Bukan Hanya Magang: SMK PGRI Bojongmangu Terapkan Evaluasi Kerja Industri yang Keras, Hasilnya Bikin Bangga!

SMK PGRI Bojongmangu telah mengubah total konsep magang yang lazim. Mereka tidak hanya mengirim siswa untuk Praktek Kerja Industri (Prakerin) biasa. Sekolah ini menerapkan sistem evaluasi Kerja Industri yang sangat ketat dan berstandar tinggi, setara dengan penilaian karyawan profesional.

Pendekatan keras ini bertujuan untuk menanamkan kedisiplinan dan profesionalisme sejak dini. Siswa dinilai bukan hanya berdasarkan kehadiran. Mereka dinilai berdasarkan kualitas output proyek, kecepatan adaptasi, dan kemampuan memecahkan masalah di lapangan.

Evaluasi Kerja Industri dilakukan secara kolaboratif antara guru pembimbing dan supervisor perusahaan. Mereka menggunakan matrik penilaian yang terperinci. Ini mencakup soft skills seperti etika kerja, inisiatif, dan komunikasi tim, yang sangat krusial di dunia nyata.

Jika seorang siswa gagal memenuhi standar minimal, mereka wajib mengulang sesi magang atau mendapatkan pelatihan tambahan khusus. Aturan tegas ini menghilangkan anggapan bahwa Prakerin hanyalah formalitas. Ini adalah simulasi Kerja Industri yang sesungguhnya.

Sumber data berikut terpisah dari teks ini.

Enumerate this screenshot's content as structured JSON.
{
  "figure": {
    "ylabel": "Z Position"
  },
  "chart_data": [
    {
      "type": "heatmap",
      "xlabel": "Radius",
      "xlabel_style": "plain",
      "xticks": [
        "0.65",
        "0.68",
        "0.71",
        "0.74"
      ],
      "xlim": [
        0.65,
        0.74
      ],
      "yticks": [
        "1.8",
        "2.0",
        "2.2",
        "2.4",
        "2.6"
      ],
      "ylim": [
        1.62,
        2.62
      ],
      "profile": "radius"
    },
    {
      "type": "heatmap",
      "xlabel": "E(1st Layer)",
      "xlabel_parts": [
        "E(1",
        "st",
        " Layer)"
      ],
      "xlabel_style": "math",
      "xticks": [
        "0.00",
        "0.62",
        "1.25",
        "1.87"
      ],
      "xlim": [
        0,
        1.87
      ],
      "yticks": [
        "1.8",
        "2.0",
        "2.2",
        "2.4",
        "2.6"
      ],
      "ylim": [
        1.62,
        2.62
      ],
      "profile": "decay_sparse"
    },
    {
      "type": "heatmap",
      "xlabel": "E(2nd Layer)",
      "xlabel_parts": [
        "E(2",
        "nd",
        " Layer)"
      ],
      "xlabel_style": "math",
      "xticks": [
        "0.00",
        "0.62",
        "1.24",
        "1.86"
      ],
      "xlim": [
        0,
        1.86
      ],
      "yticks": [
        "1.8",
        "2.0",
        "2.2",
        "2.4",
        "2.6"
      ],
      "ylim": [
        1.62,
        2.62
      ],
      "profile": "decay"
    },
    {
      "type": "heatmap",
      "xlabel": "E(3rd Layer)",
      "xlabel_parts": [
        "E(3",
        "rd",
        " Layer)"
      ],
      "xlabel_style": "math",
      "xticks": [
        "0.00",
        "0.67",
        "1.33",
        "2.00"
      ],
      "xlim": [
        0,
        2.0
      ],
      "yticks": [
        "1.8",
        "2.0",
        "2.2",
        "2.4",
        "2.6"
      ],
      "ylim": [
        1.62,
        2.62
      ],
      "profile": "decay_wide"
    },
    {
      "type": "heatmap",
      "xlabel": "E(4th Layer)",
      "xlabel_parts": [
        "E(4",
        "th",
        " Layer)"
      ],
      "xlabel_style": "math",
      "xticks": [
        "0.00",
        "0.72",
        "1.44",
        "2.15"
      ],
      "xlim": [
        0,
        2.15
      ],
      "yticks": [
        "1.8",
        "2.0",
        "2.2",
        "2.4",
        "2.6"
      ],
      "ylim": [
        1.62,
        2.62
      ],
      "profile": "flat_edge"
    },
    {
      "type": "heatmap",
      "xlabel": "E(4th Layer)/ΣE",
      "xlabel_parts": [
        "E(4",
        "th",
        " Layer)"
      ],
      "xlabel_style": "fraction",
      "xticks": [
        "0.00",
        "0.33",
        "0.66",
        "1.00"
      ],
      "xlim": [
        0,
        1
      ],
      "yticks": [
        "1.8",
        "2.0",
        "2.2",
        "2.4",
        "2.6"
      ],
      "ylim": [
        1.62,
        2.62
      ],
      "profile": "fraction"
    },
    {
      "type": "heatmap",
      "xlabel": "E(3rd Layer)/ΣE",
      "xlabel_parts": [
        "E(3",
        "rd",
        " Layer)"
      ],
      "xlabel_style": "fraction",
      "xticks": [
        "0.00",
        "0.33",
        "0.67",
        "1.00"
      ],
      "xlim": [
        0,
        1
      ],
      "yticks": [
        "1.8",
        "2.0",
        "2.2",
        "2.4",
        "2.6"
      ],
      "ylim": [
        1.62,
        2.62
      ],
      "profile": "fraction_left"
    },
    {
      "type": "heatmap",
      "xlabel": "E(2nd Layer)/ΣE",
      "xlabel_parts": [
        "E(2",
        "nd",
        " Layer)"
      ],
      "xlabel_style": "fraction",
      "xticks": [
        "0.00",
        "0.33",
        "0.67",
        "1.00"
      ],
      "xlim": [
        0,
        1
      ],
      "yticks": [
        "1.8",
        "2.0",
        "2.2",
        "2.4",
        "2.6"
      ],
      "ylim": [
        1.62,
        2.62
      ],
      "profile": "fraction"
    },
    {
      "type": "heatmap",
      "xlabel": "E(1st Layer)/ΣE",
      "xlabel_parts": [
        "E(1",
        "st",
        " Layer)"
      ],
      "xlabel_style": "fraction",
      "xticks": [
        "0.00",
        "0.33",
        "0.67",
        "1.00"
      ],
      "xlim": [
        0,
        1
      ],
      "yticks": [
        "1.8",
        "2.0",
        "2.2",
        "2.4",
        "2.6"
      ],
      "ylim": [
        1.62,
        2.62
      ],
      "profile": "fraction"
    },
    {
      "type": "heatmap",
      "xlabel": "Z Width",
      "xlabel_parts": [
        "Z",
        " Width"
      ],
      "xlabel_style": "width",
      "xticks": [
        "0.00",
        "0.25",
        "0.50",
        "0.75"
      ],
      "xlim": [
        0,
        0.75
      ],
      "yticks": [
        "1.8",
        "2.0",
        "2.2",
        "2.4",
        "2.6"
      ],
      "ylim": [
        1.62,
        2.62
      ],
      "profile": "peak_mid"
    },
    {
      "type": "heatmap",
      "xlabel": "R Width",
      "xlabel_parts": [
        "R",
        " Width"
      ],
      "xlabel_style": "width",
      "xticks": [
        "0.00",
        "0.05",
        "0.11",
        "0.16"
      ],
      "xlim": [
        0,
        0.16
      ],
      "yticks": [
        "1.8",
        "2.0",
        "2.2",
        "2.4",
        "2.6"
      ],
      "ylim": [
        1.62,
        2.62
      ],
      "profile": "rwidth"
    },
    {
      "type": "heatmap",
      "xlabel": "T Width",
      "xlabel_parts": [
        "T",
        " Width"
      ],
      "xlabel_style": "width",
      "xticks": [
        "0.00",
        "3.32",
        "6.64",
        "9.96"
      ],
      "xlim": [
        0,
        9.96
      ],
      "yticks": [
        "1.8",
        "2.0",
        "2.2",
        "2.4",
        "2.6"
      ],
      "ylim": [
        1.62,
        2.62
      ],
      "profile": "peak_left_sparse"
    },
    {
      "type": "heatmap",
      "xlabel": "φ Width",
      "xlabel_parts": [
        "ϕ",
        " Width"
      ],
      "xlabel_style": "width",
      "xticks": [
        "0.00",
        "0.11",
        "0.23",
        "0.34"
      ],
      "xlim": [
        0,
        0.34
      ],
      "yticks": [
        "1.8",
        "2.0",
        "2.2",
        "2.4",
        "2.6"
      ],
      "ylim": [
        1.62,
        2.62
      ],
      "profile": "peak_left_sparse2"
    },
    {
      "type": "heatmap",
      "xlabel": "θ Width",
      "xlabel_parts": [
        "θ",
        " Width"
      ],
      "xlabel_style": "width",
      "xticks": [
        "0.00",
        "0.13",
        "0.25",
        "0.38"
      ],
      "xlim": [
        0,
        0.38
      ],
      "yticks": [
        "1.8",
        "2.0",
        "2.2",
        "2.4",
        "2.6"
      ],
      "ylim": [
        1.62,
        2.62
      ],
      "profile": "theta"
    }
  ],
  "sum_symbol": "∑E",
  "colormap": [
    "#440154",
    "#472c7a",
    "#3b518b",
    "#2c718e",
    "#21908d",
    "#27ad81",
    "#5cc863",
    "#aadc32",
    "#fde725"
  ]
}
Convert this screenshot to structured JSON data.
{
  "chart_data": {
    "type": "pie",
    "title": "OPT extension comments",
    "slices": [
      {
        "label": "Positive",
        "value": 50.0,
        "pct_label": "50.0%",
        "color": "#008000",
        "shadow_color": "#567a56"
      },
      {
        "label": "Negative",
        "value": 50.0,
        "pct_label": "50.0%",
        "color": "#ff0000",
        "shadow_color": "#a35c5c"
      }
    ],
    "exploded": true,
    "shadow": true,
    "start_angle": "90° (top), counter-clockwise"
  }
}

Penerapan standar ketat ini membutuhkan komitmen tinggi dari perusahaan mitra. SMK PGRI Bojongmangu hanya bekerjasama dengan perusahaan yang bersedia memperlakukan siswa magang sebagai karyawan trainee sejati, bukan sekadar tenaga bantu.

Melalui evaluasi yang keras, siswa belajar bahwa tuntutan di dunia Kerja Industri itu tinggi. Mereka menjadi terbiasa dengan tekanan, tenggat waktu, dan kebutuhan untuk selalu memberikan kualitas terbaik. Mentalitas ini yang membedakan mereka.

Hasilnya sangat luar biasa. Lulusan SMK PGRI Bojongmangu menjadi top candidate di banyak perusahaan mitra. Rekruter percaya penuh pada kualitas mereka, karena mereka sudah lolos “uji kelayakan” yang sulit selama Prakerin.

Keberanian SMK PGRI Bojongmangu menerapkan sistem evaluasi Kerja Industri yang keras ini adalah kunci sukses mereka. Mereka tidak menjual janji manis, tetapi memberikan bukti nyata kesiapan kerja lulusannya.

Model ini membuktikan bahwa vokasi harus meniru profesionalisme industri. Hanya dengan standar yang tinggi dan tanpa kompromi, sebuah sekolah kejuruan dapat menghasilkan talenta yang benar-benar siap dan dibanggakan oleh industri.